Recent supply contracts with Pfizer/BioNTech and Moderna have included the potential for the bloc to buy booster shots.
These European countries are offering boosters to people after they received a full dose of a vaccine:
Austria (wider rollout to start on Oct. 17); Czech Republic; Hungary; Russia; Serbia
These countries are offering boosters to people with weak immune systems, the elderly or vulnerable:
Belgium (mRNA); Britain (mRNA); Denmark; Finland (may expand to other Finns later in the autumn); France; Germany (mRNA); Ireland; Italy; Poland; Slovenia; Spain; Sweden (larger population to get a jab in 2022)
ASIA, MIDDLE EAST
These countries are offering boosters to people after they received a full dose of a vaccine:
** Bahrain (Sputnik V, all over-18s at least six months after second dose); Cambodia (AstraZeneca); Indonesia (administered to health workers only, for wider population planned in 2022); Israel (all over-12s); South Korea (initial doses to high-risk groups or people with weakened immune systems); Turkey; Thailand (AstraZeneca or mRNA-type booster shots to people who were administered Sinovac brand); UAE (mandatory for people inoculated with Sinopharm vaccine)

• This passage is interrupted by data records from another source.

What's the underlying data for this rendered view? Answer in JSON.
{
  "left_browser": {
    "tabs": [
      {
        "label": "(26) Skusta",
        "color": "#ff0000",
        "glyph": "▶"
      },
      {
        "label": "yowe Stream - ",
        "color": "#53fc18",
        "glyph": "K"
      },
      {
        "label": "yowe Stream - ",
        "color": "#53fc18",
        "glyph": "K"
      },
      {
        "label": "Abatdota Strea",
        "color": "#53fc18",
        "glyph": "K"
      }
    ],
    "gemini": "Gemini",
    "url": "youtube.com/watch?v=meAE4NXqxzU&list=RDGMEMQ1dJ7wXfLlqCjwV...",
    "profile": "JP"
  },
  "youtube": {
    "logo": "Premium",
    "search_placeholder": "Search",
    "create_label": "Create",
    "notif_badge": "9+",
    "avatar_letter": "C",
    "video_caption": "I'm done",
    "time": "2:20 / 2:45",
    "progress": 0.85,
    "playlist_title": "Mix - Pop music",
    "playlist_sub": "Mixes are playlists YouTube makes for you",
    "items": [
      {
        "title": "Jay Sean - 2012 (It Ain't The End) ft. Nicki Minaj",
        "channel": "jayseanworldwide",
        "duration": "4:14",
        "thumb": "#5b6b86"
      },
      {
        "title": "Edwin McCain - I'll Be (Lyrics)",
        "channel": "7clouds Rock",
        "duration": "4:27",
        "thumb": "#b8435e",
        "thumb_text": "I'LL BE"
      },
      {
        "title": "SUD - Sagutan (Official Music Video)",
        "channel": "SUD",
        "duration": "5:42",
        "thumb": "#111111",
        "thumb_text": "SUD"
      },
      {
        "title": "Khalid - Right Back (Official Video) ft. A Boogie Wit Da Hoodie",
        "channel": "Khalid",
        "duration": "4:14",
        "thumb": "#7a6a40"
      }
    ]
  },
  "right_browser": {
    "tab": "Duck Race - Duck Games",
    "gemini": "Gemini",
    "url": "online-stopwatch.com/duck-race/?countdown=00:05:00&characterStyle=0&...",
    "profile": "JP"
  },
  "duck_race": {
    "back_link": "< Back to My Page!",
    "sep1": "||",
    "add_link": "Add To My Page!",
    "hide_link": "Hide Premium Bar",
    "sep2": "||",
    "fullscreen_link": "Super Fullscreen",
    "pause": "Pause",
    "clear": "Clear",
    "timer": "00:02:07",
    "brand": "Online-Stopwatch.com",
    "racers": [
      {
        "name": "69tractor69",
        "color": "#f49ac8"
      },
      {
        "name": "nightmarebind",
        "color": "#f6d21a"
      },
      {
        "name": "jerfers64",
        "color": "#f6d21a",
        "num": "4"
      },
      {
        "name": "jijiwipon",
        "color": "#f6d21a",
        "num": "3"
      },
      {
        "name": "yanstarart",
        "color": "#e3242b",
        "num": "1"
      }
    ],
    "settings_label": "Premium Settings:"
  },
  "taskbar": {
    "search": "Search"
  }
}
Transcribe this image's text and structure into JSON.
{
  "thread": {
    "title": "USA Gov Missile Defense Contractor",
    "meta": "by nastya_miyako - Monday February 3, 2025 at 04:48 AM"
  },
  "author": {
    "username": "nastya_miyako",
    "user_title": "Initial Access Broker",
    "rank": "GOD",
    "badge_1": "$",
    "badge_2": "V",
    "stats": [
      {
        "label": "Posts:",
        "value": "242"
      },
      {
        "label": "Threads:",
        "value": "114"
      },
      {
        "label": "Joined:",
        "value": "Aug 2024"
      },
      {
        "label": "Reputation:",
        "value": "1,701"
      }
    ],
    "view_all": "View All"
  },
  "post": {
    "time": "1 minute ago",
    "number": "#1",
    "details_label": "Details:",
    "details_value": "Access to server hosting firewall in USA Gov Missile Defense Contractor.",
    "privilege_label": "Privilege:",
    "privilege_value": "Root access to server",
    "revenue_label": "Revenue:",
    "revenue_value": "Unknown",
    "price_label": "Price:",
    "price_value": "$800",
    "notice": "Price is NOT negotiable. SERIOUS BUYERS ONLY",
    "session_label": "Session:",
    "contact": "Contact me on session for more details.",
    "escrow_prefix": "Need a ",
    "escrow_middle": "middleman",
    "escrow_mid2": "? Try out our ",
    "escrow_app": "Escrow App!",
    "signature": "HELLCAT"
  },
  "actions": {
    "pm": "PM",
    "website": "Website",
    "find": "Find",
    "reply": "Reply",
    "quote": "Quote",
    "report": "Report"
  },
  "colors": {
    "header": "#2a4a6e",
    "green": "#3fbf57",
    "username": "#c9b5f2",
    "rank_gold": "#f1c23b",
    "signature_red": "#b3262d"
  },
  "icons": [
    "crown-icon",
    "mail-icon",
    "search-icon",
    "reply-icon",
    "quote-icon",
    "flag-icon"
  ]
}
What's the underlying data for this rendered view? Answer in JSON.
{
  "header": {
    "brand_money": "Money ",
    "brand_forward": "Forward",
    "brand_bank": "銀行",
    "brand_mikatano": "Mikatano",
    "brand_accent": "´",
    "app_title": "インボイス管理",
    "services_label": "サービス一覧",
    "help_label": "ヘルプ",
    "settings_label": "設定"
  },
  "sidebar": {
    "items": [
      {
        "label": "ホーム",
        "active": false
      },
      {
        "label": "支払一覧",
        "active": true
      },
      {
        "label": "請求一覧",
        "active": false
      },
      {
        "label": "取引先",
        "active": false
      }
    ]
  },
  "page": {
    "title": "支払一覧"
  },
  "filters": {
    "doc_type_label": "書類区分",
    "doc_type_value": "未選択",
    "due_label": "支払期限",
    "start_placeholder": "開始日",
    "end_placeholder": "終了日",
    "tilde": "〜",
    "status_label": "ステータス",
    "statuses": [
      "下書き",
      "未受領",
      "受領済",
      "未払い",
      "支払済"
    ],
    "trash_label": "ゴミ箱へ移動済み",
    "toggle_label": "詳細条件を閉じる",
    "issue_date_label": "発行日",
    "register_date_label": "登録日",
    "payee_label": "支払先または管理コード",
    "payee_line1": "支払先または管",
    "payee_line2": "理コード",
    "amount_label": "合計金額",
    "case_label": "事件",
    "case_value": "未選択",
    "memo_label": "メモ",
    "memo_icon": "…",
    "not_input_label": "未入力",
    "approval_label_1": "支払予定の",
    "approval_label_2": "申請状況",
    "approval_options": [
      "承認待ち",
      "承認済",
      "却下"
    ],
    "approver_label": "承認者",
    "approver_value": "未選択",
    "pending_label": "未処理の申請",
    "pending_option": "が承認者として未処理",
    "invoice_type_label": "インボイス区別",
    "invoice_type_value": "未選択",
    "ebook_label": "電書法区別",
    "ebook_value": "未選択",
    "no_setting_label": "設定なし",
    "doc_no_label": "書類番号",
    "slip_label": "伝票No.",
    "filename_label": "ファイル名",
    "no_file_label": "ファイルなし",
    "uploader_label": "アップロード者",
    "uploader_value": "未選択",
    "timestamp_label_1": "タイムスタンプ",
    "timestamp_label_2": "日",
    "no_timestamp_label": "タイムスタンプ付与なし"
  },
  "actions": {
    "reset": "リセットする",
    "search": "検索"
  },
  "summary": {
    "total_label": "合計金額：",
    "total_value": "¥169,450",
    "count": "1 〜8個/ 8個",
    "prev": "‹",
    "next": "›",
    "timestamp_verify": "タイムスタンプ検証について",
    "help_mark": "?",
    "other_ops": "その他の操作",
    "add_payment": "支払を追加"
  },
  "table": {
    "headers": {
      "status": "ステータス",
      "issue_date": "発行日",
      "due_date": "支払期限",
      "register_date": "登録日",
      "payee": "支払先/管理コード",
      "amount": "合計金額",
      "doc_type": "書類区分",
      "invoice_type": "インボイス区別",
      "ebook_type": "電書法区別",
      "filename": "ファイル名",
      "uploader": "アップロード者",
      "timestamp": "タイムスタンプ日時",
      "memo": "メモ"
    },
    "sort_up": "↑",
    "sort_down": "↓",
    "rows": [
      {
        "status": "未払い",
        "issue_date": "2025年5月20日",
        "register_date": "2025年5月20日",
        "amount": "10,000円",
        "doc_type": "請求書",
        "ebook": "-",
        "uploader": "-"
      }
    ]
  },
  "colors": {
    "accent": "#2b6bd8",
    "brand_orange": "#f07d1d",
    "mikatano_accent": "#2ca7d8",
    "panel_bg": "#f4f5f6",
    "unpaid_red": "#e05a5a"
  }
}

These countries are offering boosters to people with weak immune systems, the elderly or vulnerable:
** China; Singapore
LATIN AMERICA
These countries are offering boosters to people after they received full dose of a vaccine:
** Uruguay (offers a Pfizer dose for those fully vaccinated with Sinovac’s vaccine)
These countries are offering boosters only to the immunosuppressed:
** Ecuador
These are offering boosters to the elderly and vulnerable:
** Chile; Brazil; Dominican Republic
COMPANIES
The U.S. Food and Drug Administration authorized on Sept. 22 a booster dose of the Pfizer and BioNTech COVID-19 vaccine for those 65 and older, all people at high risk of severe disease, and others who are regularly exposed to the virus.
The FDA authorized a third dose of COVID-19 vaccines by Pfizer-BioNTech and Moderna Inc on Aug. 13 for people with compromised immune systems.
Pfizer and BioNtech also submitted data for COVID-19 vaccine booster authorization to the European Medicines Agency (EMA).
Moderna said on Sept. 3 it had asked the EU drugs regulator for conditional approval of a booster shot of its vaccine at a 50 microgram dose, or half the dosage of its two-shot vaccine.
The company also said it had completed data submission for the use of a booster dose to the U.S. Food and Drug Administration.
On Aug. 5, Moderna said its COVID-19 shot was about 93% effective four to six months after the second dose, showing hardly any change from the 94% efficacy reported in its original clinical trial.
AstraZeneca said it was looking into how long the vaccine’s protection lasts and if a booster dose would be needed.